The concept of “public” TCRs, whereas seemingly counterintuitive given the vast diversity of the adaptive immune system, is rooted in biases in receptor generation, and selection. Shared TCRs can reflect common antigen exposures or underlying disease processes, making them valuable biomarkers. The researchers’ findings are compelling because the celiac-associated TCRs they identified are specifically enriched in patients and remain detectable even on a gluten-free diet.
“Our data demonstrates that these T cells are memory cells because they remain clonally expanded even after individuals have been on gluten-free diets for several years,” Elyanow explained. “That is why the public CD T-cell signature that we identified could be used to diagnose early onset of celiac disease.”
The potential for a non-invasive, blood-based diagnostic test is a significant advancement. The newly identified TCR signatures correlate with disease status and intestinal damage severity, suggesting TCR sequencing could serve as a sensitive biomarker of disease activity. “This is certainly our hope, particularly given that we only need a small amount of blood to detect these TCRs,” Elyanow said. “Our data indicate that TCR sequencing could potentially be used as a non-invasive option to quantify and longitudinally monitor the level of these disease-specific TCRs.” However, she noted that further studies correlating TCR dynamics with biopsy results over time are needed to fully validate this application.

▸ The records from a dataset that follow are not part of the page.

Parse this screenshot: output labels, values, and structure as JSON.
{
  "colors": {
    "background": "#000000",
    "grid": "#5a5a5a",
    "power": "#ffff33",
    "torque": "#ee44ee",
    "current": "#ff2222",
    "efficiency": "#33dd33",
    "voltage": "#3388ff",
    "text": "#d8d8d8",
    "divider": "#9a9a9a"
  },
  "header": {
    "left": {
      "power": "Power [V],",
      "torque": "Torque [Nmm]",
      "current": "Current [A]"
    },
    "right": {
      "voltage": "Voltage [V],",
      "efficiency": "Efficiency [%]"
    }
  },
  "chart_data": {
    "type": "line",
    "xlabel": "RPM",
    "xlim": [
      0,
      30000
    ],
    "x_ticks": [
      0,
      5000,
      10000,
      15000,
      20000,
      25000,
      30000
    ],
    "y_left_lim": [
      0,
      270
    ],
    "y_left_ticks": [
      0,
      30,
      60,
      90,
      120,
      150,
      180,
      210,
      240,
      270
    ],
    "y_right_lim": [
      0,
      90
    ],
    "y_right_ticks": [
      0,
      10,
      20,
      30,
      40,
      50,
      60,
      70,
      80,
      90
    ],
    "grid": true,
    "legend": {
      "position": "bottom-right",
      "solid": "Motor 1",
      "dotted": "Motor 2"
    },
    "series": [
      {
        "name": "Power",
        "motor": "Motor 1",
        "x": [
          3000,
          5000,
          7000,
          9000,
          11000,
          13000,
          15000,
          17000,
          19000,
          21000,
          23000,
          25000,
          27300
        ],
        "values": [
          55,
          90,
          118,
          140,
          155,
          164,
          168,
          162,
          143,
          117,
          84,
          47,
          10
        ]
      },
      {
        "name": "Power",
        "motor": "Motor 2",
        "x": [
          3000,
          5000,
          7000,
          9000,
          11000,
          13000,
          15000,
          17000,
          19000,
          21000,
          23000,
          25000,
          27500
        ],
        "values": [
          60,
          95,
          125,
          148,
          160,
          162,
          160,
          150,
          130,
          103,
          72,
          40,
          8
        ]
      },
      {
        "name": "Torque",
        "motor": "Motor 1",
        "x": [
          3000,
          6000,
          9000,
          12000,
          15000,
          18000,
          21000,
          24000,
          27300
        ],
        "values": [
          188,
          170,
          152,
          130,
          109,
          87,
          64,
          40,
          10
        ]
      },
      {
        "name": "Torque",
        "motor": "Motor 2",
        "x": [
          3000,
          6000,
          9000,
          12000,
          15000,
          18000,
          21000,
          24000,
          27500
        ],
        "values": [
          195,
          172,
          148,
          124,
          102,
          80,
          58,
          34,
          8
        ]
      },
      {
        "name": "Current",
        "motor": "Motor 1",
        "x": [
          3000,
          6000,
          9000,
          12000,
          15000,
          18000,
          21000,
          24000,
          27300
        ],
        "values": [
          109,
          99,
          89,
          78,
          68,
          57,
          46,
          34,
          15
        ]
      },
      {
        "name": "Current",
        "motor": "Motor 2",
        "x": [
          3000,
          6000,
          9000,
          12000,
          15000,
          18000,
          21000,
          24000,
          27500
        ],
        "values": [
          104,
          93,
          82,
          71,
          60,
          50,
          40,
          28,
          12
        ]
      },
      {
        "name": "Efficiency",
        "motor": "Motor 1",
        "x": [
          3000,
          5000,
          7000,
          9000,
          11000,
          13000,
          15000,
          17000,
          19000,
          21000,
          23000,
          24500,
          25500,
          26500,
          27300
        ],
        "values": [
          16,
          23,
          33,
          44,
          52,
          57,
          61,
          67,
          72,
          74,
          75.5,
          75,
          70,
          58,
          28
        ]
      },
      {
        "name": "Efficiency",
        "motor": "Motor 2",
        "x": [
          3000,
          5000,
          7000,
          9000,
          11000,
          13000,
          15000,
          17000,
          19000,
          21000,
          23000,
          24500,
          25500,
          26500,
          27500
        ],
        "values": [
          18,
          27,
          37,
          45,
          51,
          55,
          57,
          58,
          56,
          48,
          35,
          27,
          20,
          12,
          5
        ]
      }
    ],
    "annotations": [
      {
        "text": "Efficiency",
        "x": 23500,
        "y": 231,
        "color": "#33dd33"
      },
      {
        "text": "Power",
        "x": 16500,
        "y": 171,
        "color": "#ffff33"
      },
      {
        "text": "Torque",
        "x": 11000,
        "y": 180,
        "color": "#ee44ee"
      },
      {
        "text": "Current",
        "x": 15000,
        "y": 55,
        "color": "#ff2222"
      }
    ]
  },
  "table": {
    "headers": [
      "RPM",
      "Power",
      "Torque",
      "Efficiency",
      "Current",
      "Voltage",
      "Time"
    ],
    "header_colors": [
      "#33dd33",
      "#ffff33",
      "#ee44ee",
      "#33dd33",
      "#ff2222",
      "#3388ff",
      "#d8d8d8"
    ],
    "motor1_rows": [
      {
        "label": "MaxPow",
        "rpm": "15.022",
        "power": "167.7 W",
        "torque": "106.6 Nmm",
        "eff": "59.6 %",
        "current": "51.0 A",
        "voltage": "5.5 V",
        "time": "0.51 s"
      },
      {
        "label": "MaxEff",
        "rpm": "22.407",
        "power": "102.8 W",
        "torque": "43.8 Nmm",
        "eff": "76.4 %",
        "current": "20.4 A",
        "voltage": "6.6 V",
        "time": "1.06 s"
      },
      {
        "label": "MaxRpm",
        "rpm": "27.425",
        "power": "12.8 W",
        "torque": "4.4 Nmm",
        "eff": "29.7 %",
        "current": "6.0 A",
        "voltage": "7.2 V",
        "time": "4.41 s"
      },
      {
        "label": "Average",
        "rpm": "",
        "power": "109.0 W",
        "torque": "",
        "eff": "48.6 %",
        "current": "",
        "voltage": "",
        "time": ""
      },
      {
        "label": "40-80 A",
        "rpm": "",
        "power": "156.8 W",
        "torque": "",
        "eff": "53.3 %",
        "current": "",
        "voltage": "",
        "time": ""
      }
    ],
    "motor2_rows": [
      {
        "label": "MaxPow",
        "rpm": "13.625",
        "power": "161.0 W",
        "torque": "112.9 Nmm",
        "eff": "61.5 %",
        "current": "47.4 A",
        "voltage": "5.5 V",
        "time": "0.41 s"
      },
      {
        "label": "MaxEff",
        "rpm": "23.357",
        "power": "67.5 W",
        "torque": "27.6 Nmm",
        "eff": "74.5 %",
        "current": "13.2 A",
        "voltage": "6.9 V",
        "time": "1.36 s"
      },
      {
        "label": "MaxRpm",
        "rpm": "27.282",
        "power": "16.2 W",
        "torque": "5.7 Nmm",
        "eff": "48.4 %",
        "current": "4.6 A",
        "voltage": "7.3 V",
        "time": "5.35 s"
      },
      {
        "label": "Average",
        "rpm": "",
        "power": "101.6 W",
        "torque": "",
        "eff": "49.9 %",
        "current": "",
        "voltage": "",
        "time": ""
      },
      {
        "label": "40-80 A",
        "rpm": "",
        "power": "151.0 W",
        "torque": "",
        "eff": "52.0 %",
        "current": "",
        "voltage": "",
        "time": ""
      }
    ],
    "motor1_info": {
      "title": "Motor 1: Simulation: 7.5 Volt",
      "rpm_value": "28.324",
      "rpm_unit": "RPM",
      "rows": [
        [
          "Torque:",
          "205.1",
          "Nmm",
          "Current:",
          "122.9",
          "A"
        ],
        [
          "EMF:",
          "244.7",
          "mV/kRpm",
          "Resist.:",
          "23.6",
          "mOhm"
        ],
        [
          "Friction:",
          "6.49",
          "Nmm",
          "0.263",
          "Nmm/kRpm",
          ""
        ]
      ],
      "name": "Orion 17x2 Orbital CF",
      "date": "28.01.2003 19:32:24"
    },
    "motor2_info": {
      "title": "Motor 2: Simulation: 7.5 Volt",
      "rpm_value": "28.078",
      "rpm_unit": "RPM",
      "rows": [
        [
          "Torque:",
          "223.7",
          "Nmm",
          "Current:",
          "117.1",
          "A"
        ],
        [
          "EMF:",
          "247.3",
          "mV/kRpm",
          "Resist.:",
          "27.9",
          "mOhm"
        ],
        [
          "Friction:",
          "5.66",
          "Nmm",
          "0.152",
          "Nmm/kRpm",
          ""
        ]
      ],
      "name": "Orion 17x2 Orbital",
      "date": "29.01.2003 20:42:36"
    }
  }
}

Beyond diagnosis, TCR profiling could also be a valuable tool in clinical trials and disease monitoring. As new therapies for CD are developed, tracking changes in disease-associated T cell populations could provide insights into treatment efficacy before clinical symptoms change. “Many pharma and biotech companies are already using our TCR sequencing assay in clinical trials to understand patients’ T-cell responses before and after therapy,” Elyanow said. “As drugs currently under development for celiac disease turn into available, our CD T cell signature could be used to monitor treatment response by measuring the reduction or elimination of these pathogenic T cells.”
The approach extends beyond celiac disease, with similar TCR-based methods showing promise in other autoimmune disorders. The apply of immune repertoire signatures as diagnostic and prognostic biomarkers is gaining traction across various fields.